За обедом дядюшка опять старался завести разговор о Мишеле, со старостью обнаружив незаметное раньше упрямство, но в прихожую ввалился рыжебородый детина, кучер князя Вяземского, в нагольном тулупе, подпоясанном красным кушаком, и с бронзовой медалью на груди — «За освобождение Москвы».
— Насилушку нашел! — пробасил он, сняв лохматую, запорошенную снегом шапку. — Князь Петр Андреевич к себе просят, вот и записку прислали. Приказали одним духом домчать, но пока адрес искали да коней поил — вот и стемнело.
— Поезжай! — милостиво согласился дядюшка. — К князю Вяземскому нельзя не ехать! Там, бог даст, и цесаревича встретишь!
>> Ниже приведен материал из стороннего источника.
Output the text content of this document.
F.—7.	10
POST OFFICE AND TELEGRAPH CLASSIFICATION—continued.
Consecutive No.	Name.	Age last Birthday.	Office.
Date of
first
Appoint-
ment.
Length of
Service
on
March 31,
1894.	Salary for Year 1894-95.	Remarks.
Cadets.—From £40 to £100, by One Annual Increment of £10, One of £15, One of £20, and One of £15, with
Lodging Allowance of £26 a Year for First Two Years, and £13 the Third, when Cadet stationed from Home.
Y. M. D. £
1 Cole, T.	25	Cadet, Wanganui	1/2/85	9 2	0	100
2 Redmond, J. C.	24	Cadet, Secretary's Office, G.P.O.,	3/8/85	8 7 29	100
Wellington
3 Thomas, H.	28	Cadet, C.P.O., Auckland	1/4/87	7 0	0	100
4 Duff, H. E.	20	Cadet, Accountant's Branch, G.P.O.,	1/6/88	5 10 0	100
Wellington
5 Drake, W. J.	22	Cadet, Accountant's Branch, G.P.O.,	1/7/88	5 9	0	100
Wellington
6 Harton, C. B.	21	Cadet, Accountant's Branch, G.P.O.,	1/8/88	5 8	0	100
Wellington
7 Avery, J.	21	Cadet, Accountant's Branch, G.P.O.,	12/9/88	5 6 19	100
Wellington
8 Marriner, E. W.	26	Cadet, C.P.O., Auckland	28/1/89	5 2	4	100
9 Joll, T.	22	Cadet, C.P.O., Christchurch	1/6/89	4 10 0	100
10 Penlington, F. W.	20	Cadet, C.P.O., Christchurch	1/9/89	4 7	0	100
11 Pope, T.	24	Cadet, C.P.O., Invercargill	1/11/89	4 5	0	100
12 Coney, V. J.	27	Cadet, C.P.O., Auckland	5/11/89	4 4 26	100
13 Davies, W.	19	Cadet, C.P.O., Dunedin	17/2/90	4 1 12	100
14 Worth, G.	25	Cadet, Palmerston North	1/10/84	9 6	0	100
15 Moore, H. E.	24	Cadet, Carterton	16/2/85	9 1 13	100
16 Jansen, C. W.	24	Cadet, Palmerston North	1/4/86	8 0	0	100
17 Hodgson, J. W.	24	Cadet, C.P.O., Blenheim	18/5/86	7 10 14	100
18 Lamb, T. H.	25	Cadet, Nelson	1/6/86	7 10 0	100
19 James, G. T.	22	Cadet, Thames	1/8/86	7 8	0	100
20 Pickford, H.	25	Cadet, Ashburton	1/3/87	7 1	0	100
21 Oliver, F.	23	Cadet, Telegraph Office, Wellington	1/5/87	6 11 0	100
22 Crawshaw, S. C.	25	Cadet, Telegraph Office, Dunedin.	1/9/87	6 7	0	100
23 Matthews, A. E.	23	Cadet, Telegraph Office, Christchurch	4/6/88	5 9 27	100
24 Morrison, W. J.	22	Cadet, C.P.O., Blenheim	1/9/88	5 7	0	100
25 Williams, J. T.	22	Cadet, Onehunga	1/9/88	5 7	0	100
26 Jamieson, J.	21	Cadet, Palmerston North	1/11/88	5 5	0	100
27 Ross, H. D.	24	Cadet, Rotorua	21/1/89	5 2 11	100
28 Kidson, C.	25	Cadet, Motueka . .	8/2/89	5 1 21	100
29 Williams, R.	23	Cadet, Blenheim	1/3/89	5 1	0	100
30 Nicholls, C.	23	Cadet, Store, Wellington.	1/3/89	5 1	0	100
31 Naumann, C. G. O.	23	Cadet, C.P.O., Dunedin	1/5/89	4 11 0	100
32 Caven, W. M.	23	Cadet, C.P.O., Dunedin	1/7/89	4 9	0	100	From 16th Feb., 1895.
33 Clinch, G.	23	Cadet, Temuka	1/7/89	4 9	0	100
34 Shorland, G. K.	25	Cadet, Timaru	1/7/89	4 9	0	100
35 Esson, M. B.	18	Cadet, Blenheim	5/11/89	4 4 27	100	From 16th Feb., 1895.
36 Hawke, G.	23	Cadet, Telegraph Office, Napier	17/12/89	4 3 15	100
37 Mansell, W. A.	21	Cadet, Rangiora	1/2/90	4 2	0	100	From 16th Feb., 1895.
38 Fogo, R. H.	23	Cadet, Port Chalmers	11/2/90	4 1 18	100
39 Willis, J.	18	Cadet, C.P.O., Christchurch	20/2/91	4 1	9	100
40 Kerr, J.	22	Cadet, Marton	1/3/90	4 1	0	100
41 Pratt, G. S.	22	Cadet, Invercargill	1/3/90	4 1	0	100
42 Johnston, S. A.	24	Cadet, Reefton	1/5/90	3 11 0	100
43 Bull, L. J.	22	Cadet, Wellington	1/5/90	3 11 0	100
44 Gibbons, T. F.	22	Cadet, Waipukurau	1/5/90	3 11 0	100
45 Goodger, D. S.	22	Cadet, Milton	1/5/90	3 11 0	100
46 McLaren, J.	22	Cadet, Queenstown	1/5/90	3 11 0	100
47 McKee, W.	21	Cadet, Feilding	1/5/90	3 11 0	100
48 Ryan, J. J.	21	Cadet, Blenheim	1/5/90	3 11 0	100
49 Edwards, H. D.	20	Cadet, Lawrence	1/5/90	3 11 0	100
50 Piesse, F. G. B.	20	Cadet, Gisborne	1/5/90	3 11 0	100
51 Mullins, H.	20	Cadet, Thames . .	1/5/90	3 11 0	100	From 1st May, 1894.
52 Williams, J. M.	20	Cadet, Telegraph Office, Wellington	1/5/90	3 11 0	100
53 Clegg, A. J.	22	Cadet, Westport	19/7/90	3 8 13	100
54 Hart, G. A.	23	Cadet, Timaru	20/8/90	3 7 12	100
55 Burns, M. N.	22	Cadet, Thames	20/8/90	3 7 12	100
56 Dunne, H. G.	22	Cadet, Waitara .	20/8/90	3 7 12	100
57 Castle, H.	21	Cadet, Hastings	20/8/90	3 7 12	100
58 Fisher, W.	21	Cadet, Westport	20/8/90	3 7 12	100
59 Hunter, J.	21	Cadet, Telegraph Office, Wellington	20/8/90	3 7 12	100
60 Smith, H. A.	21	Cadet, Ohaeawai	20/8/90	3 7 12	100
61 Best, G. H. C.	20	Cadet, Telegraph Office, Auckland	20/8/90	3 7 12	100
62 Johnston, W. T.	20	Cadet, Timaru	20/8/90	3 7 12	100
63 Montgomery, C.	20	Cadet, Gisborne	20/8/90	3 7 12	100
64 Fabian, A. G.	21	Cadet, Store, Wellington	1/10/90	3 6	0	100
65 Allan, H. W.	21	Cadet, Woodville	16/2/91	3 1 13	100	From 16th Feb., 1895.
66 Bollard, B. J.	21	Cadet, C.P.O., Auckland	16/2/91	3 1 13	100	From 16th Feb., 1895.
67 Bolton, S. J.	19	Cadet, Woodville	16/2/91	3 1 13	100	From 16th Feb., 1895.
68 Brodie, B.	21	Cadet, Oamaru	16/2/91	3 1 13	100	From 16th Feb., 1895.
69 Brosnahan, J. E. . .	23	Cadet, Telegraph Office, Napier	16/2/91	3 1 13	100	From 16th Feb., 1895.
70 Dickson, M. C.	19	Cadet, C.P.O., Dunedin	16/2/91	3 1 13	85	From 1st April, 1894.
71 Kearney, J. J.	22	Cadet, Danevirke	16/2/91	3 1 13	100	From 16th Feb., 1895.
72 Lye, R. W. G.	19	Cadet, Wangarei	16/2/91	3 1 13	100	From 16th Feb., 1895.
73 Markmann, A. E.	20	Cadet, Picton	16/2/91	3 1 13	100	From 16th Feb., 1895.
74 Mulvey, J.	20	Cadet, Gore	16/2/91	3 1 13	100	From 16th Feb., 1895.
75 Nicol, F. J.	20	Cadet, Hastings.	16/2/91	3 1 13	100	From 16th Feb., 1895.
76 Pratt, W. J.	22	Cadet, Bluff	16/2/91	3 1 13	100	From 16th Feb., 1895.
Чествовали Жуковского. Вечер этот, в честь пятидесятилетия его деятельности на литературном поприще, Вяземские готовили уже два месяца назад. Войдя в зал старинного их дома, Глинка услыхал, как Блудов читал стихи, посвященные Жуковскому старым князем. Найдя среди гостей самого юбиляра, Глинка не сразу решился к нему подойти. Перед ним был не тот Жуковский юношеской поры, который свел его о Розеном и в Зимнем дворце рассказывал ему замысел «Марьиной Рощи». Не только годы отдалили его от Глинки, но и близость Жуковского ко двору, отпугивающая последнее время многих от Василия Андреевича. Что-то слишком спокойное и недвижное было в его фигуре с белым гладким лицом, на котором светилась кроткая и лишенная живости улыбка.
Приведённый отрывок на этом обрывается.